The entertainment delivered on the big stage at the National Stadium's parking lot by groups such as Manchioneal, Drews Avenue, Seaforth Group, Spot Valley High and Hot Top Gerreh, kept well inside the theme, taking those in attendance on a musical journey with performances of dances such as the quadrille, dinki mini and the maypole.
The St Michael's Steppers and Police Youth Club also came up through the ages as the band moved to the rhythm of Sammy Dead, One Love and the Overproof rhythm.
During the Vauxhall High School choir's performance of a medley, a trek to the National Arena saw patrons visiting the various booths set up at the Jamaica 50 Golden Jubilee Exposition. They also enjoyed a calmer form of entertainment at the piano bar there.

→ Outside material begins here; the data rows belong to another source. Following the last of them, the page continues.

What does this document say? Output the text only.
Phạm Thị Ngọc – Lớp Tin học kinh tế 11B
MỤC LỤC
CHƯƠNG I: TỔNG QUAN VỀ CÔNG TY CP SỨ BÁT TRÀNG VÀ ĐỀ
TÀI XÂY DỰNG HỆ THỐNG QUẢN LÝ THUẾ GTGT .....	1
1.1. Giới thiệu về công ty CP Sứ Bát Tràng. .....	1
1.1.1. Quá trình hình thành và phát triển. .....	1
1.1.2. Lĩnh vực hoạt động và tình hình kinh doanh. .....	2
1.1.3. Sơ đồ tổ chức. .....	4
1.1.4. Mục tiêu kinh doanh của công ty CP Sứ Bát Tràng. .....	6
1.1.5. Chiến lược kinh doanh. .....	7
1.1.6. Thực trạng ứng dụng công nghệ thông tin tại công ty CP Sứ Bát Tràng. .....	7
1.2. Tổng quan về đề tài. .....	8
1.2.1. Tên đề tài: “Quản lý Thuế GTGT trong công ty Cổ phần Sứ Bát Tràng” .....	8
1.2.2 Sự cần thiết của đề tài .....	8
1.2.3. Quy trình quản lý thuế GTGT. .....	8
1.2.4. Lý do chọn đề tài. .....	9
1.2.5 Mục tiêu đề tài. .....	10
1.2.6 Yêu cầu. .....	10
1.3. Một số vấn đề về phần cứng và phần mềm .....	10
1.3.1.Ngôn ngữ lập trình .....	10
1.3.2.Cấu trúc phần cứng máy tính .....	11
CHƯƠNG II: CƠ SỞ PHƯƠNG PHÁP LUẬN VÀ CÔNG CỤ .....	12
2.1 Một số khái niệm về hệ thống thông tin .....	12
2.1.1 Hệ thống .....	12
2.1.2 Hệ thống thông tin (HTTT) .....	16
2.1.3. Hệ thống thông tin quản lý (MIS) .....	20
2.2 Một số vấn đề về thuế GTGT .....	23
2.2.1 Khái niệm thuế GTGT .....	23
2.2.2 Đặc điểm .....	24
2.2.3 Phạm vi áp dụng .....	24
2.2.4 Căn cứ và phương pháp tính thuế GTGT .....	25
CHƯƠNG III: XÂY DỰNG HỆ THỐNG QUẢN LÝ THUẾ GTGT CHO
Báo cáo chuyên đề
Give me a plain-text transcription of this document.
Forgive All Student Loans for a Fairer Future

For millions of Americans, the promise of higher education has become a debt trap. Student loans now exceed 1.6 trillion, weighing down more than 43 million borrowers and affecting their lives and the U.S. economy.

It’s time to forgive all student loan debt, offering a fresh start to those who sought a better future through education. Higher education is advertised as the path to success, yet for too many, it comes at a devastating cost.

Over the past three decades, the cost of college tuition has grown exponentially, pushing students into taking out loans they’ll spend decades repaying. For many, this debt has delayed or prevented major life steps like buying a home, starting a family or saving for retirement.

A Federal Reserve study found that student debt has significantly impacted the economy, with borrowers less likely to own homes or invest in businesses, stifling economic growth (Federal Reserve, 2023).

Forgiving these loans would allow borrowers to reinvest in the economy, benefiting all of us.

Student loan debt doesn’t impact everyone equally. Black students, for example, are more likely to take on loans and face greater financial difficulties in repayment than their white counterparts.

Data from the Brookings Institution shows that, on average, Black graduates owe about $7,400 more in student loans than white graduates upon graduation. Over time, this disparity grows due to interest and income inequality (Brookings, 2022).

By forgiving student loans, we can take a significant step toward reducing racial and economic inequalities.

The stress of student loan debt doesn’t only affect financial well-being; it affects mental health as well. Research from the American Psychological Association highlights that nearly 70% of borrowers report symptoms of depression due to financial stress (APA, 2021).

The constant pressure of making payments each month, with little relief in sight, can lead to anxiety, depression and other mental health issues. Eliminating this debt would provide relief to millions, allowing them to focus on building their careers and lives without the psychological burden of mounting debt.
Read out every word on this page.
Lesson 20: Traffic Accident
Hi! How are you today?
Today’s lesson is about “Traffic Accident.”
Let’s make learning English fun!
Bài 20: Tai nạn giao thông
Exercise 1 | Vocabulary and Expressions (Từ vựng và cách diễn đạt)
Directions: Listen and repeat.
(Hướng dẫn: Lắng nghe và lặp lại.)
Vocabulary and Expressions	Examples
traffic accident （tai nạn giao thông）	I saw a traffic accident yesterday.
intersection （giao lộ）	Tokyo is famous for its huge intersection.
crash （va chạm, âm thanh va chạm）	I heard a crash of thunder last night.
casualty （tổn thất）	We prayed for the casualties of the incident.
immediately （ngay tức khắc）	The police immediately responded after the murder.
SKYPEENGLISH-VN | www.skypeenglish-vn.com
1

The band at the piano bar played instrumentals from The Harder They Come, among popular jazz and blues tunes.
A screen was provided at the piano bar so persons could also keep an eye on the activities on the main stage. A glance at it showed the choir from Vauxhall High still delivering the medley.
Among the most frequented booths at the exposition included the Jamaica Defence Force's, that had men trying to do push-ups while weighed down with a heavy backpack.
Jamaica Public Services' replication of a tramcar and the National Housing Trust's booth that saw Amina Blackwood-Meeks telling stories that entertained several laughing patrons from 'her veranda', were also sights to behold.
Several interesting artefacts that will be housed at the Jamaica Sports Museum were on display at a less-decorated upstairs section of the arena.
A jonkunnu band that pranced through the arena was another highlight of the exposition, a crowd of patrons with cameras in hand following them as they exited the building and carried on with their antics outdoors.
The children's village was a hit among the youngsters who had a blast, but at approximately 4:30 p.m., it began to rain, and those on the outside came rushing into the arena for cover.
They all sat and stood and listened to Jubilee Conversations, as noted historians attempted to trace Jamaica's political history, before a grand concert began on the big stage outside.